De nuevo Ecuador es el centro de la atención mundial por malas razones. En esta ocasión, el dudoso honor se lo debemos a la desastrosa gestión diplomática del Gobierno que esta semana decidió acoger, en las instalaciones de nuestra Embajada en Londres, a Julian Assange, el oblicuo personaje que se rehúsa a comparecer ante los tribunales suecos, para responder a denuncias en su contra.
El desatino diplomático no sólo consiste en que la figura del asilo es un imposible práctico –Assange será apresado apenas saque su melena prematuramente blanca por la puerta de nuestra Embajada– sino en que, con aquella decisión inconsulta, Ecuador ha metido las narices en un litigio privado y, con ello, ha obstaculizado la administración de justicia en dos países europeos.
El abogado de las jóvenes suecas que acusan a Assange de asalto sexual –Bill Keller, ex editor de The New York Times dice que este personaje se negó a usar preservativos al menos con una de ellas– ha calificado de “tragedia” el hecho que Assange no se presente a responder las preguntas de los fiscales suecos. Las familias de la parte acusadora no entienden cómo es que un Gobierno ubicado al otro lado del mundo, del que jamás habían escuchado hablar, se atreve a impedir que sus hijas obtengan justicia.
Analistas consultados por The Guardian y The Times se lamentan que el Gobierno ecuatoriano haya aceptado estudiar el pedido de asilo de Assange a sabiendas de que ese personaje rompió la ley británica que le había concedido libertad condicional bajo una serie de condiciones específicas. Les parece inaceptable que se hayan pisoteado las leyes de un país amigo usando como pretexto la defensa de los DD.HH.
El hecho cierto es que Assange tenía plazo hasta el 28 de junio para presentar un alegato en la Corte Europea de Estrasburgo para evitar que le deportasen a Suecia.

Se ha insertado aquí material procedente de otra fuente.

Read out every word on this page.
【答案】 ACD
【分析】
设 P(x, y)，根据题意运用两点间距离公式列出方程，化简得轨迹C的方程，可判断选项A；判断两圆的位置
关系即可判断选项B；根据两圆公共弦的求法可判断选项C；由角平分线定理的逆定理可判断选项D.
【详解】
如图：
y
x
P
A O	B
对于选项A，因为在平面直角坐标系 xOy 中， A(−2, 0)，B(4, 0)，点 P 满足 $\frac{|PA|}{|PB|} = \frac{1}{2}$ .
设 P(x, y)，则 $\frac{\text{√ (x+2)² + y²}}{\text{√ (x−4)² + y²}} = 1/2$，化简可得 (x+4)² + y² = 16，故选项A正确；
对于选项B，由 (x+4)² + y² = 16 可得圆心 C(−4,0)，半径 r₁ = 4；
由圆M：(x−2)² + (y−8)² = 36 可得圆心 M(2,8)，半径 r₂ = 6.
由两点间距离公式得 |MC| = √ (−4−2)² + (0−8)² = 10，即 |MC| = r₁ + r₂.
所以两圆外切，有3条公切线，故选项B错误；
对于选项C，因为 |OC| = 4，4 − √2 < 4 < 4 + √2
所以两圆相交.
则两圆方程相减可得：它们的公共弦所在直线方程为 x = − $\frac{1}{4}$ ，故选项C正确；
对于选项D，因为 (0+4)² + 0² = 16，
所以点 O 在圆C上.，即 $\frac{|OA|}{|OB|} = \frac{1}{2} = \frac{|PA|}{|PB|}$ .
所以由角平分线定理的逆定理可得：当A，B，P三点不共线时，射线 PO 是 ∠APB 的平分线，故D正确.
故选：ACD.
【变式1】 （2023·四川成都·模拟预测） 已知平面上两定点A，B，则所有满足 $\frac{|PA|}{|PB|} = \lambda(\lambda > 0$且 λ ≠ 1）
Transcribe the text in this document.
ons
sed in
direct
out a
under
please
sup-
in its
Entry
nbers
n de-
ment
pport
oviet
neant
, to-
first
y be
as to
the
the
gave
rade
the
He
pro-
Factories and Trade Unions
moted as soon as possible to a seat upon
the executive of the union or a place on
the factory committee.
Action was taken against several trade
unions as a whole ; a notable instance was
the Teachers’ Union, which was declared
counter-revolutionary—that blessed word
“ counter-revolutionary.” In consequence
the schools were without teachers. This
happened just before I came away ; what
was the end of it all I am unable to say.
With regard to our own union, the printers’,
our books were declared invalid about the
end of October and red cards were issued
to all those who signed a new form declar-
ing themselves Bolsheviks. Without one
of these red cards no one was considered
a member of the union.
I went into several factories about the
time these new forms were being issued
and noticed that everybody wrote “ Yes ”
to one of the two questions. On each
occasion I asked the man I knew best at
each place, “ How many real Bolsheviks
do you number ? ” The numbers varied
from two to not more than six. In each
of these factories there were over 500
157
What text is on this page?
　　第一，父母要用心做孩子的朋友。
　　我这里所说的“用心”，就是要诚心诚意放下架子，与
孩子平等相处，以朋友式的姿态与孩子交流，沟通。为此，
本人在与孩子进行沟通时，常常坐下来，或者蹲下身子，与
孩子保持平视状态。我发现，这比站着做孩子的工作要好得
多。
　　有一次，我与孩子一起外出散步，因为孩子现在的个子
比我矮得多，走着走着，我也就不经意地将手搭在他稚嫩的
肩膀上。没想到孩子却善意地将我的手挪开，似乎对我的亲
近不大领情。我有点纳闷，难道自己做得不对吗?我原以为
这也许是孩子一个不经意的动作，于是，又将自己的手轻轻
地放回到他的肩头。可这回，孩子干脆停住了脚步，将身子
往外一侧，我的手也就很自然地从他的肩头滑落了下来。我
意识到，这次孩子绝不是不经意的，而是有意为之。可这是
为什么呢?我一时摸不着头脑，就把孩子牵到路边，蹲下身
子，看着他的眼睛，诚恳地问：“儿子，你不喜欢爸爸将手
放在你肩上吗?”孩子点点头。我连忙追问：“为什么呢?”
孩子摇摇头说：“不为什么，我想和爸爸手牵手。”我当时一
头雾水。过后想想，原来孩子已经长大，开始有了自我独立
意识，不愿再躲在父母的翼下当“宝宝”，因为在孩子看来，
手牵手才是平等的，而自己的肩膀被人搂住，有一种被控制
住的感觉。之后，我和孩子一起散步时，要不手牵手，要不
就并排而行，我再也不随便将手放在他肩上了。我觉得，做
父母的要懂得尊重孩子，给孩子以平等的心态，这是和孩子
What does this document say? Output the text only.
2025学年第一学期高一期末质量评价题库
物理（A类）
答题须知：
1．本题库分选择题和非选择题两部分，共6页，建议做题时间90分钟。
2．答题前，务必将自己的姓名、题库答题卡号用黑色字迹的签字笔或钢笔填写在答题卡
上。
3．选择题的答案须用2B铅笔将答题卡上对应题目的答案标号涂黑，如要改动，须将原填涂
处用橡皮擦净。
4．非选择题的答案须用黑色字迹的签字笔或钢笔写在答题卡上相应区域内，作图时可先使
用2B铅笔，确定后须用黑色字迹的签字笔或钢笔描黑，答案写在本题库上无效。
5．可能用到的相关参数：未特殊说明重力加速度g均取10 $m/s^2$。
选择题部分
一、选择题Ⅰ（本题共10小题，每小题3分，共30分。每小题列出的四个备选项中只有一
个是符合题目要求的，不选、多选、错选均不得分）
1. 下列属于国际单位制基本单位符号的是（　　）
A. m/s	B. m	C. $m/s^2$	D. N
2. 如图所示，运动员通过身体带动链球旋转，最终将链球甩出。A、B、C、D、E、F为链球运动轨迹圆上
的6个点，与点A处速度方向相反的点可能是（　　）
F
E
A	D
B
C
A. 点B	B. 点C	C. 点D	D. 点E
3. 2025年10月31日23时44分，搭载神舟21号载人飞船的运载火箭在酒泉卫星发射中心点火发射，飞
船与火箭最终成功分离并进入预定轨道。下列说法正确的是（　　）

Pero en una movida más bien desesperada, el fundador de WikiLeaks prefirió aceptar la protección del presidente Correa y apostar por refugiarse en Ecuador, un país del que apenas tiene noticia.
Con ello, Assange ha conseguido defraudar a cientos de miles de personas que creían en su inocencia y también a los influyentes personajes que pagaron la fianza por su libertad condicional, casi 400 000 dólares que el Estado ya no les devolverá.
Mientras tanto, los jóvenes europeos, fanáticos de Assange, se han enterado que existe una republiqueta bananera cuyo Presidente gusta hacer viajes a Teherán y a Estambul para estrechar la mano del dictador de turno y fotografiarse sonriente con Gadafi, meses antes de que el sátrapa libio fuera masacrado por su propio pueblo. ¿Cómo es que Assange, el adalid de la libertad, tiene esas amistades?, se preguntan.